Parsimony analysis on the four datasets produced trees with minimal length and homoplasy values as indicated.

data Bremer support (no. nodes) no. terminals variable positions no. steps CI RI
total tips sub-cluster basal
water beetles
cox1 284 17 (41) 249 (14) 18 (20) 77 255 1155 35 85
28S 62 0 (32) 28 (14) 34 (16) 63 157 332 76 93
Canthon (all terminals)
cox1 296 13 (39) 240 (10) 42 (10) 61 287 705 52 88
28S 24 0 (39) 17 (10) 7 (10) 62 34 66 68 94
cox1+28S 92 7 (48) 68 (10) 17 (10) 71 321 784 53 89
Canthon (core terminals)
cox1 260 10 (27) 214 (10) 36 (11) 50 284 695 52 85
28S 24 0 (27) 16 (10) 8 (11) 50 34 66 68 94
cox1+28S 277 12 (27) 224 (10) 41 (11) 50 318 774 53 86

Bremer Support was calculated for three categories of nodes, corresponding to those near the tips within a cluster (tips), the nodes immediately below a cluster (sub-cluster) and the nodes defining basal relationships between the clusters (basal).
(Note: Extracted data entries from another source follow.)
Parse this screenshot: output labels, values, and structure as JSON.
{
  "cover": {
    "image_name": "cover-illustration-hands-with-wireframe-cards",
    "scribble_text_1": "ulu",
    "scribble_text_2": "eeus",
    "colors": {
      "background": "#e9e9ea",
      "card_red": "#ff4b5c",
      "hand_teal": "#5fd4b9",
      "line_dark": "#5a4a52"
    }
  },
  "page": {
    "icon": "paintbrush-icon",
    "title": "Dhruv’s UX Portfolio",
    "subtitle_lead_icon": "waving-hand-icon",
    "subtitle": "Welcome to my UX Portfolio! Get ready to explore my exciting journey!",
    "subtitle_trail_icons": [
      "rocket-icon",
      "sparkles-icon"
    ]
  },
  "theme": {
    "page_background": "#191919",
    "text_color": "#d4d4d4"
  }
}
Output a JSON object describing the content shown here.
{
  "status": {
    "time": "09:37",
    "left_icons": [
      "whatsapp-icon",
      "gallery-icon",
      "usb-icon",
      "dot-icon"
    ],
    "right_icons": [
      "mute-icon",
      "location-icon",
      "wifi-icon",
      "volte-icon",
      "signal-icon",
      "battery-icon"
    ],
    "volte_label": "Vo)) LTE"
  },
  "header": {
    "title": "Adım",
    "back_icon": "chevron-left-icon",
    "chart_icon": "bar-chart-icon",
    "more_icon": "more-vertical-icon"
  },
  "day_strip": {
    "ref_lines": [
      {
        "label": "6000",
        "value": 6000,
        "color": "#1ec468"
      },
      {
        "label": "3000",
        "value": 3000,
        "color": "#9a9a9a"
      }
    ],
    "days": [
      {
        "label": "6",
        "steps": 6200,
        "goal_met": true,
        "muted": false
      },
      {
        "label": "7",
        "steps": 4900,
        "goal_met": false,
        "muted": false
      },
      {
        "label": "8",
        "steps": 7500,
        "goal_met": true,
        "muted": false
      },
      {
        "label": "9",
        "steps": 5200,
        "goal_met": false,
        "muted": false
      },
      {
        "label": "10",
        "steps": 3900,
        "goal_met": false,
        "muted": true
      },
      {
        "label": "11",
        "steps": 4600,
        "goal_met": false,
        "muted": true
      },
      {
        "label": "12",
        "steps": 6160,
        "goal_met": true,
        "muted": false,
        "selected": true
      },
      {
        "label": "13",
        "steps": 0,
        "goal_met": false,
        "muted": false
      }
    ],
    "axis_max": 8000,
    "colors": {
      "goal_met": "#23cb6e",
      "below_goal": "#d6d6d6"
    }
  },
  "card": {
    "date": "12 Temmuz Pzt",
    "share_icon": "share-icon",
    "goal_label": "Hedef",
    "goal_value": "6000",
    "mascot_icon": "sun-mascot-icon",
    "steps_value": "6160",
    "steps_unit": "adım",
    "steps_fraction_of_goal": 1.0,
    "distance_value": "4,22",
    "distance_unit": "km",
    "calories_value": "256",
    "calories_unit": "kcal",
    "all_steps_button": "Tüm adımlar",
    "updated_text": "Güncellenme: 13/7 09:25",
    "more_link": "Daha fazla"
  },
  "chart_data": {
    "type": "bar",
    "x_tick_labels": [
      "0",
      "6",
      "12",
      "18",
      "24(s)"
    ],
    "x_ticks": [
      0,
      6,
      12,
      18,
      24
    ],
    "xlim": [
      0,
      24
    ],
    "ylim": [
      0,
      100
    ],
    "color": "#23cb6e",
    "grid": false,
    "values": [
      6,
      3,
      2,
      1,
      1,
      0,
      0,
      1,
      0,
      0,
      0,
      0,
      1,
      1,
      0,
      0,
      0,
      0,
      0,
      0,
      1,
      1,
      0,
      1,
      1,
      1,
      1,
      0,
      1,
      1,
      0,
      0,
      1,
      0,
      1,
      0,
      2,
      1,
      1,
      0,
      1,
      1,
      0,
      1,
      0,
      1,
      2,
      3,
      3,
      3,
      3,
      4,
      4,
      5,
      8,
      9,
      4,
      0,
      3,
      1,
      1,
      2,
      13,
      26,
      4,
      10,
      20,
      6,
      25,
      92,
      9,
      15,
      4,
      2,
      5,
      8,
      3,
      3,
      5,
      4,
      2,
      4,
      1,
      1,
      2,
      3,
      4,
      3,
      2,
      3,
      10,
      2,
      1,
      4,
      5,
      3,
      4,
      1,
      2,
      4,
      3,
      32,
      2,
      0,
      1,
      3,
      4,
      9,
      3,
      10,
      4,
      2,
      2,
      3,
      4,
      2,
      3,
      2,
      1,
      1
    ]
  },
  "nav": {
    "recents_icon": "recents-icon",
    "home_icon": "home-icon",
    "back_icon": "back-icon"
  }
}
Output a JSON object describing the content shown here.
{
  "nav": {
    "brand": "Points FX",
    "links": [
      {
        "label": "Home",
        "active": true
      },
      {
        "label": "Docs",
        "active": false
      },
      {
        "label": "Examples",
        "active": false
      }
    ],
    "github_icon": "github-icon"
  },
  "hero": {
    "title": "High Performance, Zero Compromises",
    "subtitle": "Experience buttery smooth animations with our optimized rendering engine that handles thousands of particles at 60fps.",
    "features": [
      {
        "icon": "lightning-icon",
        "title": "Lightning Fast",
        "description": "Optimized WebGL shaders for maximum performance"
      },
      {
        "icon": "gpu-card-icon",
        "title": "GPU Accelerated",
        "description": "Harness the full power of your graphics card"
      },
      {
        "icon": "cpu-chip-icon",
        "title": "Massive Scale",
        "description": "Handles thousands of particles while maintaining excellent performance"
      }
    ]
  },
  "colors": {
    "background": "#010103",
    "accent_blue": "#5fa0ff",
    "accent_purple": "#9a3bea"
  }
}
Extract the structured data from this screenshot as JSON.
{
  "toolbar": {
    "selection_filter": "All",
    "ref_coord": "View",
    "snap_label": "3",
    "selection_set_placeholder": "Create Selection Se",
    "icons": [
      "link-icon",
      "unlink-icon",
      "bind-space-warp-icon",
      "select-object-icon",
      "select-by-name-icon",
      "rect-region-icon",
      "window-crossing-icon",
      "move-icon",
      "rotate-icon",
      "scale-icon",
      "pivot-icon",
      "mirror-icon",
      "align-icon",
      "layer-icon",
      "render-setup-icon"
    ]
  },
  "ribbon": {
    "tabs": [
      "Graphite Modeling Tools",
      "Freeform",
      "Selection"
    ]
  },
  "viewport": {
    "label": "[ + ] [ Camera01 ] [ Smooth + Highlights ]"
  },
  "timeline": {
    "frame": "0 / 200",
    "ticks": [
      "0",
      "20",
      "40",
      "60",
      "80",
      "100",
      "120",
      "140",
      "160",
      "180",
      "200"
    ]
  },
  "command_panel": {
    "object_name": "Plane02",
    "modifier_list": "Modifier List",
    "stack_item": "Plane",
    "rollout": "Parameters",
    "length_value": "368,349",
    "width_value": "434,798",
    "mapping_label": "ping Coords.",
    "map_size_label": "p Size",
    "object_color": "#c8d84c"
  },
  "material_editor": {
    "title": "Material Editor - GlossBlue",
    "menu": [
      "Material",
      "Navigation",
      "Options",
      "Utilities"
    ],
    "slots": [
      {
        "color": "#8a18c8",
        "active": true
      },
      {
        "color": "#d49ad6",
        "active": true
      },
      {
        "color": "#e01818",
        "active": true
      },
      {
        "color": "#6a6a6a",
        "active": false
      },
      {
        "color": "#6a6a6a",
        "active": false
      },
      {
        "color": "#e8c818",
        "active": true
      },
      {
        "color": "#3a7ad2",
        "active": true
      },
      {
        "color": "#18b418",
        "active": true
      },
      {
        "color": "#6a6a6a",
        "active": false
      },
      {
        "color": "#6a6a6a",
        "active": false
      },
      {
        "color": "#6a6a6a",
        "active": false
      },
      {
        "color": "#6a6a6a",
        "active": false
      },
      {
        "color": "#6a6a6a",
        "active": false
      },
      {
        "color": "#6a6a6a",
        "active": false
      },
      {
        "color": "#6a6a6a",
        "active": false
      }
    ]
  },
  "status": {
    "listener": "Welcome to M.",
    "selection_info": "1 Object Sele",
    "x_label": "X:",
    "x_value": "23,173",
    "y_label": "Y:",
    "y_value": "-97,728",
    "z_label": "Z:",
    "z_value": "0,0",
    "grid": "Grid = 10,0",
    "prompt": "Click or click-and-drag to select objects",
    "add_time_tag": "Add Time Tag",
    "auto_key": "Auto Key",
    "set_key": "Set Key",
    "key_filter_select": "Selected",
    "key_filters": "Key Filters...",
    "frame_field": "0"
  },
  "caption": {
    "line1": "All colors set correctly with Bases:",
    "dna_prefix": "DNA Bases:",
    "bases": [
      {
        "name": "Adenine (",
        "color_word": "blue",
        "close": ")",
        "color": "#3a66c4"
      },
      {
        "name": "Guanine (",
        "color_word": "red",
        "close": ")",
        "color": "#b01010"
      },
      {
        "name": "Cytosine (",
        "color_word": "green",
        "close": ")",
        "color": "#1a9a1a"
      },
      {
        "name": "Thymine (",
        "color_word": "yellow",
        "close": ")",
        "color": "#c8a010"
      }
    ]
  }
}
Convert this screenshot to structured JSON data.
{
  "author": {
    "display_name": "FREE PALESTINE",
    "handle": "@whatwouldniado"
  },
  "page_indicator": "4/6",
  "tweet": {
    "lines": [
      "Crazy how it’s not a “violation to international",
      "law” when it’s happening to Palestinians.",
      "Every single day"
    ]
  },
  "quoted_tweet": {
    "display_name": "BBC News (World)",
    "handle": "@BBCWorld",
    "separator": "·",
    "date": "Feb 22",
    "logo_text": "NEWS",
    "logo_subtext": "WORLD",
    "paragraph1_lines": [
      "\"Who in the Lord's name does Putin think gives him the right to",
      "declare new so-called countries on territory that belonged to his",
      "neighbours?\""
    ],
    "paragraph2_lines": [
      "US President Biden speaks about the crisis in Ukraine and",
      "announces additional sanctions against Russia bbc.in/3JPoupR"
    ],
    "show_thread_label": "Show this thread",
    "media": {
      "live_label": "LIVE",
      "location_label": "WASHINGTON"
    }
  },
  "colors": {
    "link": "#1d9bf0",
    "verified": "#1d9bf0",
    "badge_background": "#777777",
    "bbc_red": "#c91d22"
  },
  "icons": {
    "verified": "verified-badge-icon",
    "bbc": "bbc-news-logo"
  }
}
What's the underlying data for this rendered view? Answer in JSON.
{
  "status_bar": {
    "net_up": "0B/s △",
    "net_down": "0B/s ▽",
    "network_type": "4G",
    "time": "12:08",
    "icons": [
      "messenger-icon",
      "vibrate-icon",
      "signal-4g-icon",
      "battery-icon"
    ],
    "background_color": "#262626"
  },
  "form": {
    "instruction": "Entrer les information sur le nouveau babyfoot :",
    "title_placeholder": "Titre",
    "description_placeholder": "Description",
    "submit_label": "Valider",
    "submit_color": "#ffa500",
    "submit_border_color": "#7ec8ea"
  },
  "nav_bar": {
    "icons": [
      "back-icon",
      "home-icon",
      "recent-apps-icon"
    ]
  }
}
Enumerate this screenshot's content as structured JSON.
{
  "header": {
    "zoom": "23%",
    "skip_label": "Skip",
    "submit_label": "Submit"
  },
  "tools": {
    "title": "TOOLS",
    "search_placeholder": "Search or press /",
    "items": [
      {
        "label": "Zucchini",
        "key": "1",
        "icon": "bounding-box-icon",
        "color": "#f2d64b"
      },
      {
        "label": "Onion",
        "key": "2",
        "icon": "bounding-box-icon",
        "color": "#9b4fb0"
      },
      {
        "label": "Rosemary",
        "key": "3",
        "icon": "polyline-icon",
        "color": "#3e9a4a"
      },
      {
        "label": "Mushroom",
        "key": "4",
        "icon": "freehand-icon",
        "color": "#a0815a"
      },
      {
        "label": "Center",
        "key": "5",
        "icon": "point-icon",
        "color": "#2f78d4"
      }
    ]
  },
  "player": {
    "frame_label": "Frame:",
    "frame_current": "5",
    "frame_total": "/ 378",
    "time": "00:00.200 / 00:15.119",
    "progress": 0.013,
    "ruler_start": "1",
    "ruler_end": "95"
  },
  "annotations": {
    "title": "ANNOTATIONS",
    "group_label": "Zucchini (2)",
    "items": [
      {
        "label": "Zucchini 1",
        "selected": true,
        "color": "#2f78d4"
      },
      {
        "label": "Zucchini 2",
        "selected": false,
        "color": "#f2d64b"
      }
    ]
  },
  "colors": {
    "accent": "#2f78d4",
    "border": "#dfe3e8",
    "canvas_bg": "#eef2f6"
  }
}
The number given is the sum of the nodal Bremer Support values for this category in the entire tree, and numbers in parentheses give the number of nodes assigned to each category (many of them collapsed near the tips because sequences are identical or very similar). Total Bremer Support refers to the sum of the values for the entire tree. For Canthon, a combined analysis of cox1 and 28S datasets was conducted, either combining all terminals in a single ‘supermatrix’ (all terminals), or removing all terminals which were not complete for either one of the two gene partitions (core terminals, n=50).